Avec deux millions de chutes par an, nous sommes tous, de près ou de loin, concernés par les chutes. Face à cet enjeu de santé publique, la ministre déléguée à l’autonomie Brigitte Bourguignon a lancé ce lundi à Toulouse un grand « plan antichute ».

« En France, les chutes des personnes âgées entraînent chaque année plus de 100 000 hospitalisations et plus de 10 000 décès. Ces chutes ont des conséquences physiques, psychologiques, sociales et marquent une rupture dans la vie des individus et une perte d’autonomie », rappelle le cabinet de Brigitte Bourguignon.

« Pourtant, les personnes âgées et leur entourage ne sont pas toujours conscients du risque de chute dans leur logement ou leur environnement proche. »

Des chutes qui représentent la première cause de mortalité accidentelle chez les 65 ans et plus, et qui sont causées par une combinaison de facteurs : l’inactivité physique, la peur de tomber, la dénutrition, la baisse de la vue et de l’audition et les risques propres au logement.
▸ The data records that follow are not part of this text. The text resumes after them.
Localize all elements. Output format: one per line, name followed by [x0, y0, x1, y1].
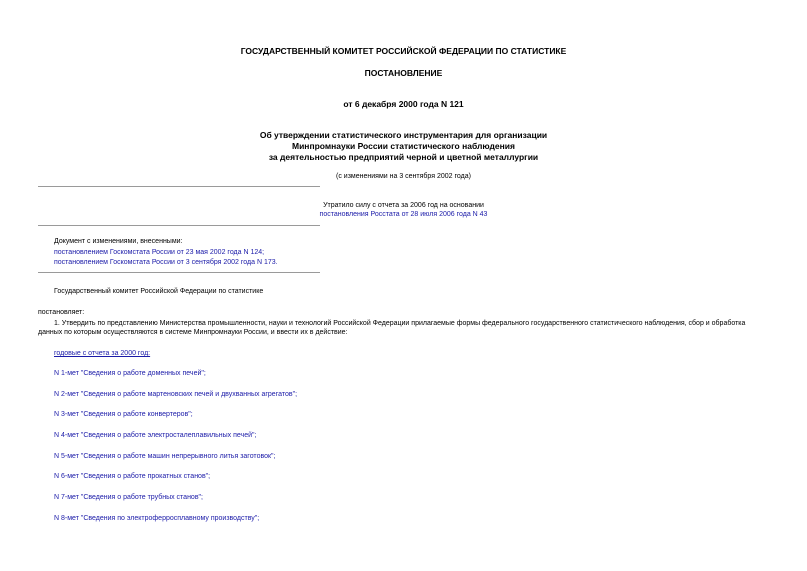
form-link-4[interactable]: N 4-мет "Сведения о работе электросталеплавильных печей"; — [54, 432, 257, 439]
annual-forms-heading[interactable]: годовые с отчета за 2000 год: — [54, 350, 151, 357]
form-link-5[interactable]: N 5-мет "Сведения о работе машин непрерывного литья заготовок"; — [54, 453, 276, 460]
changes-label: Документ с изменениями, внесенными: — [54, 238, 183, 245]
document-type: ПОСТАНОВЛЕНИЕ — [364, 68, 443, 78]
change-link-1[interactable]: постановлением Госкомстата России от 23 мая 2002 года N 124; — [54, 249, 265, 256]
amendment-note: (с изменениями на 3 сентября 2002 года) — [336, 173, 471, 180]
document-title-line-1: Об утверждении статистического инструментария для организации — [259, 130, 548, 140]
form-link-7[interactable]: N 7-мет "Сведения о работе трубных станов"; — [54, 494, 203, 501]
form-link-1[interactable]: N 1-мет "Сведения о работе доменных печей"; — [54, 370, 206, 377]
issuer-text: Государственный комитет Российской Федерации по статистике — [54, 288, 264, 295]
document-title-line-2: Минпромнауки России статистического наблюдения — [292, 141, 515, 151]
form-link-3[interactable]: N 3-мет "Сведения о работе конвертеров"; — [54, 411, 193, 418]
divider — [38, 272, 320, 273]
paragraph-1-line-1: 1. Утвердить по представлению Министерства промышленности, науки и технологий Российской Федерации прилагаемые формы федерального государственного статистического наблюдения, сбор и обработка — [54, 320, 746, 327]
form-link-2[interactable]: N 2-мет "Сведения о работе мартеновских печей и двухванных агрегатов"; — [54, 391, 298, 398]
repeal-status: Утратило силу с отчета за 2006 год на основании — [323, 202, 484, 209]
decree-text: постановляет: — [38, 309, 85, 316]
repeal-decree-link[interactable]: постановления Росстата от 28 июля 2006 года N 43 — [319, 211, 488, 218]
change-link-2[interactable]: постановлением Госкомстата России от 3 сентября 2002 года N 173. — [54, 259, 278, 266]
paragraph-1-line-2: данных по которым осуществляются в системе Минпромнауки России, и ввести их в действие: — [38, 329, 348, 336]
divider — [38, 186, 320, 187]
form-link-6[interactable]: N 6-мет "Сведения о работе прокатных станов"; — [54, 473, 211, 480]
divider — [38, 225, 320, 226]
document-date-number: от 6 декабря 2000 года N 121 — [343, 99, 464, 109]
form-link-8[interactable]: N 8-мет "Сведения по электроферросплавному производству"; — [54, 515, 260, 522]
document-title-line-3: за деятельностью предприятий черной и цветной металлургии — [268, 152, 539, 162]
agency-name: ГОСУДАРСТВЕННЫЙ КОМИТЕТ РОССИЙСКОЙ ФЕДЕРАЦИИ ПО СТАТИСТИКЕ — [240, 46, 567, 56]
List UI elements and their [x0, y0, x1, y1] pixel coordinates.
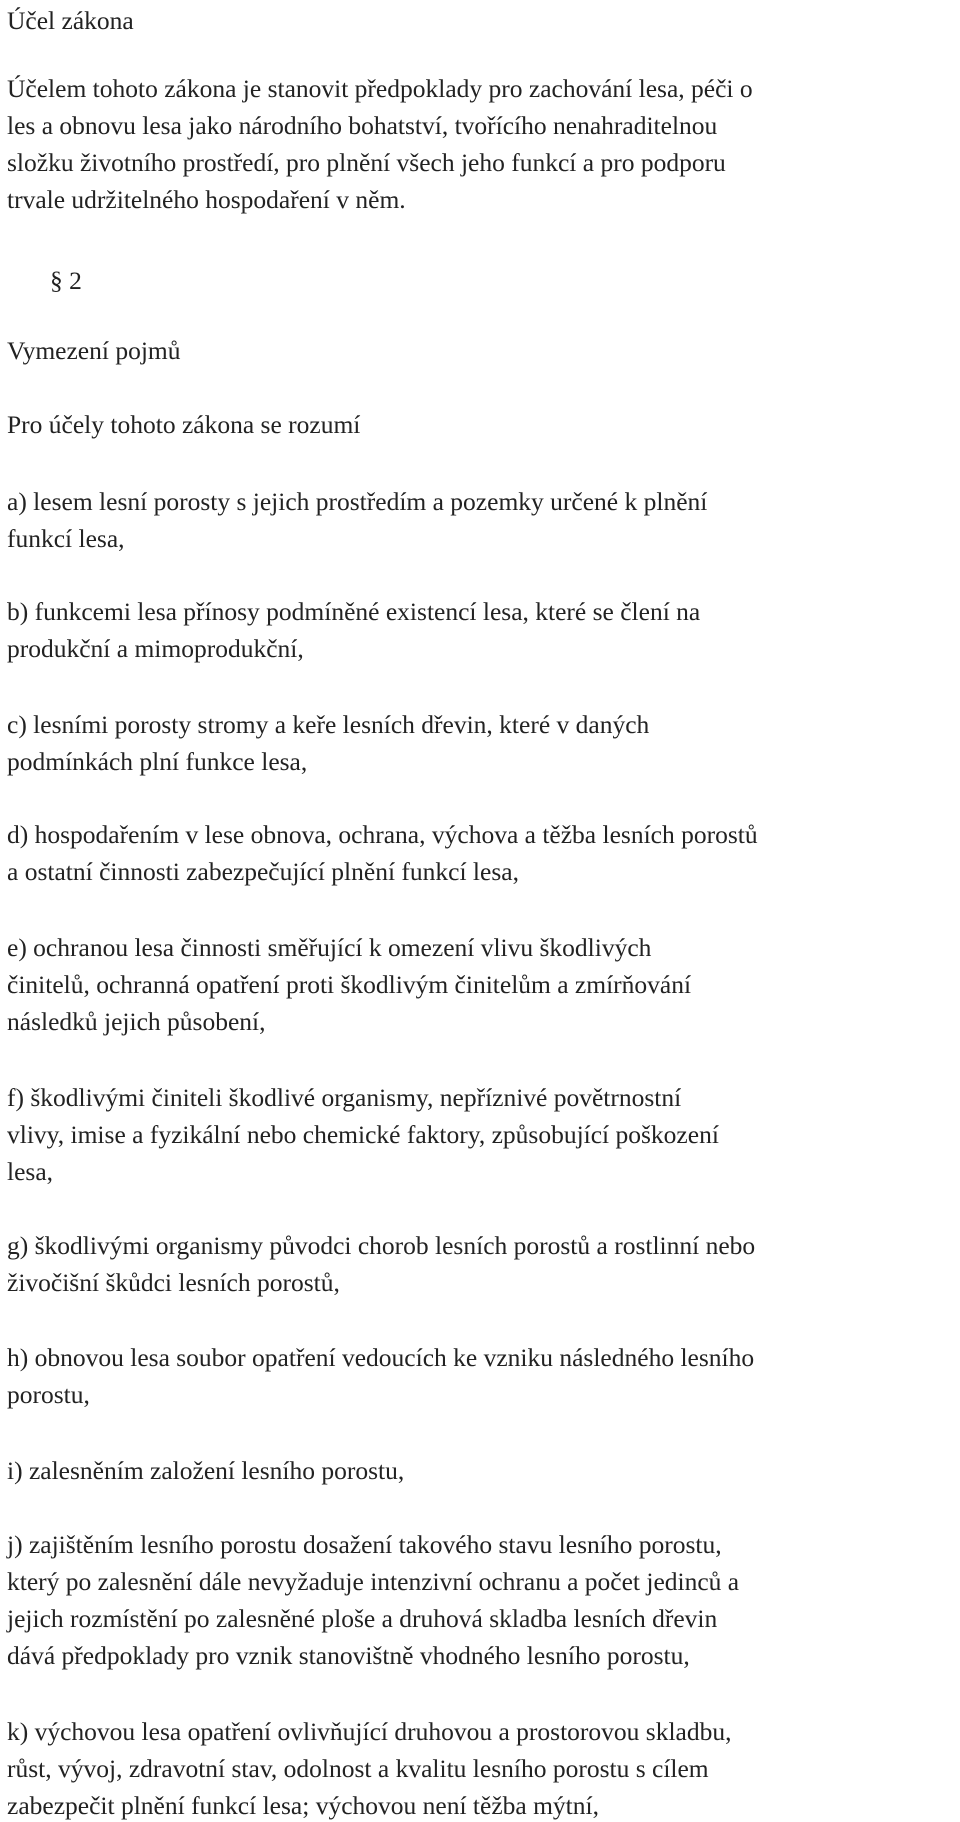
definition-j-line-1: j) zajištěním lesního porostu dosažení takového stavu lesního porostu, [7, 1530, 722, 1559]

Ministère des Solidarités et de la Santé

Connaître les risques pour mieux les prévenir

Le plan présenté par la ministre s’attelle donc à réduire ces risques, grâce à :

  • l’information et la sensibilisation des personnes âgées, des professionnels, des aidants sur ces questions (facteurs de risque, signes avant-coureurs, repérage des fragilités…) ;
  • la mise en place de Ma Prime Adapt’, une aide financière, une assistance technique et un guichet unique pour aider les personnes âgées à adapter leurs logements ;
  • un meilleur remboursement et un accompagnement à l’utilisation des aides techniques, aujourd’hui « peu connues, mal utilisées et souvent décriées » ;
  • le développement de l’activité physique adaptée, avec notamment l’expérimentation cette année d’un « panier de soins » prévention des chutes associant un intervenant en activité physique adaptée, un diététicien et un ergothérapeute ;
  • un meilleur accès à des solutions de téléassistance, en réduisant le reste à charge pour les utilisateurs en lien avec les commanditaires publics et en premier lieu les conseils départementaux.

La plupart de ces mesures seront effectives dans les semaines qui viennent. Objectif : réduire de 20 % les chutes mortelles ou invalidantes des personnes de 65 ans et plus d’ici à 2024.